Wednesday, June 29, 2011

Aircraft Carriers: The Newest Trend In Deterrence

     The photo above is a picture of the USS Texas, which is literally the last dreadnought, and a distant cousin of today's aircraft carriers.
     When the dreadnought era began with the launching of the HMS Dreadnought, a massive arms race began with countries all over the world racing to build dreadnoughts, to either deter other countries from attacking them or to intimidate surrounding countries. The same goes for aircraft carriers to some extent, if you don't have an aircraft carrier(s) you are at risk of having distant territories taken (Britain & the Falklands) or being bullied by another country.
     However, aircraft carriers today are not as all-powerful as they were through the late 1940s to the mid 1960s before modern anti-ship missiles like the AS-4 "Kitchen" came into service. New threats to aircraft carriers continue to arise, such as anti-ship ballistic missiles like the DF-21D and ever quieter submarines (a similar situation was the advent of naval aviation and the threat to battleships). To further aggravate the problem is that navies like the U.S. Navy build ever larger carriers like the Gerald R. Ford-class, which concentrates the Navy's air power in 11 or so locations that every country with a space program knows.

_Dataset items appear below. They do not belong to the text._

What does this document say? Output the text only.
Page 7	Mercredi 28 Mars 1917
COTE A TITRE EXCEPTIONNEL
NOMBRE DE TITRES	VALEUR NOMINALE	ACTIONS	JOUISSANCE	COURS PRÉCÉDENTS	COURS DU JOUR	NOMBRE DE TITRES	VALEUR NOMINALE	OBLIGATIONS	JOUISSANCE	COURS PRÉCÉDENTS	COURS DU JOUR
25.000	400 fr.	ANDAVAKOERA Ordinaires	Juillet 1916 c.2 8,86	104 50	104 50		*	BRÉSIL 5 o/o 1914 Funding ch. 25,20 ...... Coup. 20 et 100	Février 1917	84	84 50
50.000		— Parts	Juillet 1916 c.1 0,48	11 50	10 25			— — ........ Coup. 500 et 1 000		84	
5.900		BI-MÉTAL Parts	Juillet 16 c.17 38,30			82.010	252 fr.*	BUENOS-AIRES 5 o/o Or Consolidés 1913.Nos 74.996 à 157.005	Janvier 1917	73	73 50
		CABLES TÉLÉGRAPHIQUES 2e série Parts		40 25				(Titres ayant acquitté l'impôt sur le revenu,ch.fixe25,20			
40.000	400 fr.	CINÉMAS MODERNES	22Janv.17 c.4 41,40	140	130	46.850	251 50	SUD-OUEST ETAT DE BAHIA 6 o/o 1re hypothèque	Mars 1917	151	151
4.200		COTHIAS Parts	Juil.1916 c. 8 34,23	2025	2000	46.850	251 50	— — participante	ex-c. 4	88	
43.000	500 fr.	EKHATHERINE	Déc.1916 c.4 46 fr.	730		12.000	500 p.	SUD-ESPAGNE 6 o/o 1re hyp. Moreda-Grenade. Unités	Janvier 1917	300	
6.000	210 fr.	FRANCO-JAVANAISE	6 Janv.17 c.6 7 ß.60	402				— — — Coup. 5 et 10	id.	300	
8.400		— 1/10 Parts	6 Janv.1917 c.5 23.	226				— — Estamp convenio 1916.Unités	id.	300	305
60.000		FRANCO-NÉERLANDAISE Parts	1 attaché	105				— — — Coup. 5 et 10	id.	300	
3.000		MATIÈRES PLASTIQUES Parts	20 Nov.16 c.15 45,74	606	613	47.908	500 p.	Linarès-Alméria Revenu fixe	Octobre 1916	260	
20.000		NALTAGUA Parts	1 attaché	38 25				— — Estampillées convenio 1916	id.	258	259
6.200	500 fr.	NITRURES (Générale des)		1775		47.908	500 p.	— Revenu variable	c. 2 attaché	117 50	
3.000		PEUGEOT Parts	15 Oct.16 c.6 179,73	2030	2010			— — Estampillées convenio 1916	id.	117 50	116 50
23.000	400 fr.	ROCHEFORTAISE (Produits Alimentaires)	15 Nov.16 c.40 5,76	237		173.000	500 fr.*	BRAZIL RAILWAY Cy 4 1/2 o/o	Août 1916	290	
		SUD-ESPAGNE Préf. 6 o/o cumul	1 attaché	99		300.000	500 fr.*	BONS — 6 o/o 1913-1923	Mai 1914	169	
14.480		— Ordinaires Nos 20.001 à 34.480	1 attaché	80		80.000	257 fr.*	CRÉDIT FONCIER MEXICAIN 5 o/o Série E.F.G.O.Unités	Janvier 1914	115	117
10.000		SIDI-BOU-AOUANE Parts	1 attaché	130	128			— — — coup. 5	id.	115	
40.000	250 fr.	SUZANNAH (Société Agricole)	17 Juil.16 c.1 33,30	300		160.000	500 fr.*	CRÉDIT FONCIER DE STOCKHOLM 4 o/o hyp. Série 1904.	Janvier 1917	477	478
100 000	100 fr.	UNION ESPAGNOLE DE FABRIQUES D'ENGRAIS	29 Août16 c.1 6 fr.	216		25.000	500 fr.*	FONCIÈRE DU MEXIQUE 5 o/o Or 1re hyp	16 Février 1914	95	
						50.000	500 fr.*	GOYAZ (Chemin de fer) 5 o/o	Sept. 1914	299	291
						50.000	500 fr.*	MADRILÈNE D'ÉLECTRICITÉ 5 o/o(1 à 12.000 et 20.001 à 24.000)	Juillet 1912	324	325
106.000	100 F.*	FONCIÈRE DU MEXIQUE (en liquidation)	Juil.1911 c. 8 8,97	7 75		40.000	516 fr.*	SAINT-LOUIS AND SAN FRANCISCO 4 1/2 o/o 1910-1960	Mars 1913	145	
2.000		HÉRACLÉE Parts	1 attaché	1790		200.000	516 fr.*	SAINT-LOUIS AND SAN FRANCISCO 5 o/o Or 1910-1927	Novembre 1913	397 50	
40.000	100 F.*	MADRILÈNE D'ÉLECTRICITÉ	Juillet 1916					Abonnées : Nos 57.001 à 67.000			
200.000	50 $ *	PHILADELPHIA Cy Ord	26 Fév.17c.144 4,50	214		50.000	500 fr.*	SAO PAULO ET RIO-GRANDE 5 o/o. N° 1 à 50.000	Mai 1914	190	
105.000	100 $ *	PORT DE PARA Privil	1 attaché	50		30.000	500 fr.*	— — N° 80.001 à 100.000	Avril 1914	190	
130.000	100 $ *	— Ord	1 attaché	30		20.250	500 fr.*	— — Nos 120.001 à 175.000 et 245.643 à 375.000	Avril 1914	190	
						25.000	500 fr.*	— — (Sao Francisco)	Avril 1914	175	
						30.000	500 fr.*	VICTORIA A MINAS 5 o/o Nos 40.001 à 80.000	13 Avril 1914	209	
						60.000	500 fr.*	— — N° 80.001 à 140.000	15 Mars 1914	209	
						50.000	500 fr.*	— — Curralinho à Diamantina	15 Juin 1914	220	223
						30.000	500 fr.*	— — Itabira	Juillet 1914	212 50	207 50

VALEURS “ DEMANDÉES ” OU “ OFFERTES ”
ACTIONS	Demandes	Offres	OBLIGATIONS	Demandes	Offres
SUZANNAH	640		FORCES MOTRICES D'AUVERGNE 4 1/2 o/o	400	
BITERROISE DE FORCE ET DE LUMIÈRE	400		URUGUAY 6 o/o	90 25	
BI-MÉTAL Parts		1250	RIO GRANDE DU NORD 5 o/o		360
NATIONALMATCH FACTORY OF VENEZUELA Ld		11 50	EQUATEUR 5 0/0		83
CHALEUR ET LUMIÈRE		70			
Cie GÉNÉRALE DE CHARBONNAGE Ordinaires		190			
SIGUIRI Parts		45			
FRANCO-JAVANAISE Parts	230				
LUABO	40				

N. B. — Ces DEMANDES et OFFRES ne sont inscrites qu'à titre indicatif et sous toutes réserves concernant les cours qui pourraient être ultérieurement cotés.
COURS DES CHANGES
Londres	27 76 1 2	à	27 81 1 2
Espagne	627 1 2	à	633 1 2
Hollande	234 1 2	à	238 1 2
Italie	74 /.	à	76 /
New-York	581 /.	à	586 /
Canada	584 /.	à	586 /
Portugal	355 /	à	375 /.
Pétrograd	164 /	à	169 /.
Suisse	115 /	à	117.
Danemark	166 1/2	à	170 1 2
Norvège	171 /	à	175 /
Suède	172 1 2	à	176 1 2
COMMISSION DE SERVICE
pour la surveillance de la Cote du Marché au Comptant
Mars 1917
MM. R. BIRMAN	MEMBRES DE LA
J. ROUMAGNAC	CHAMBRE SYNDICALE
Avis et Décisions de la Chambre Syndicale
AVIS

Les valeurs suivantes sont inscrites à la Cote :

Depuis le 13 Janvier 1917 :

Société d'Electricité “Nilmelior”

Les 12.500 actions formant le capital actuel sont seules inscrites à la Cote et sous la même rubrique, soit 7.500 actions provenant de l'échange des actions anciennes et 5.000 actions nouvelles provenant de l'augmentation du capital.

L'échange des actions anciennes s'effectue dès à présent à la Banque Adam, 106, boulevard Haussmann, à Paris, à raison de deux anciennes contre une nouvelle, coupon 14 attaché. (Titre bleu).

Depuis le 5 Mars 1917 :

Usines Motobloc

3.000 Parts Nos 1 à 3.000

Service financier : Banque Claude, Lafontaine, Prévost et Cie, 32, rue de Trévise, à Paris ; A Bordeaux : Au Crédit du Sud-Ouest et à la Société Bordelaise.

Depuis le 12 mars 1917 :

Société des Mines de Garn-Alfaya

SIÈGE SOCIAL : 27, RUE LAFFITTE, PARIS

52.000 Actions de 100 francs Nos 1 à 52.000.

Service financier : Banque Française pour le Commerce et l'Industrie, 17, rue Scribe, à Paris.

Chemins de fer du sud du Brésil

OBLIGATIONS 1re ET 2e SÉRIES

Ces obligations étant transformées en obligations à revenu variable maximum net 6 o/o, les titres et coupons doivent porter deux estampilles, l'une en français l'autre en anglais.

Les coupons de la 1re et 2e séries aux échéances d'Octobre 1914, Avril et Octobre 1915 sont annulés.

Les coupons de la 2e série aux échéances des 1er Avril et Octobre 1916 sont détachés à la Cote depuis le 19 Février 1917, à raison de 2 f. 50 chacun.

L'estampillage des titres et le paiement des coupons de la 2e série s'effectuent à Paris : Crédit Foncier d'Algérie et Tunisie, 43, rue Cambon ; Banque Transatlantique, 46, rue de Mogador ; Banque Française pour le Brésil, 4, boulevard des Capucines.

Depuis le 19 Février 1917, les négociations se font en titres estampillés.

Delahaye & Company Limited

     I am not saying aircraft carriers are obsolete, far from it. I am saying carriers are an integral part of a country's national security, but instead of large size and limited quantity, they must be of small size (30,000 to 70,000 tons), and a larger quantity (12-20 for the U.S.). Aircraft carriers that would be examples of this would be the Queen Elizabeth-class and the USS America (LHA-6), both of which are relatively small compared to American super carriers (72,000 & 45,000 long tons compared to 100,000+ long ton Nimitz-class carriers).
     With aircraft carriers continuing to increase in size, and new threats constantly appearing, it will be in the next 25 years that the aircraft carrier really and truly comes of age as a new Cold War begins in the Pacific Ocean, and the aircraft carrier shows what it can really do.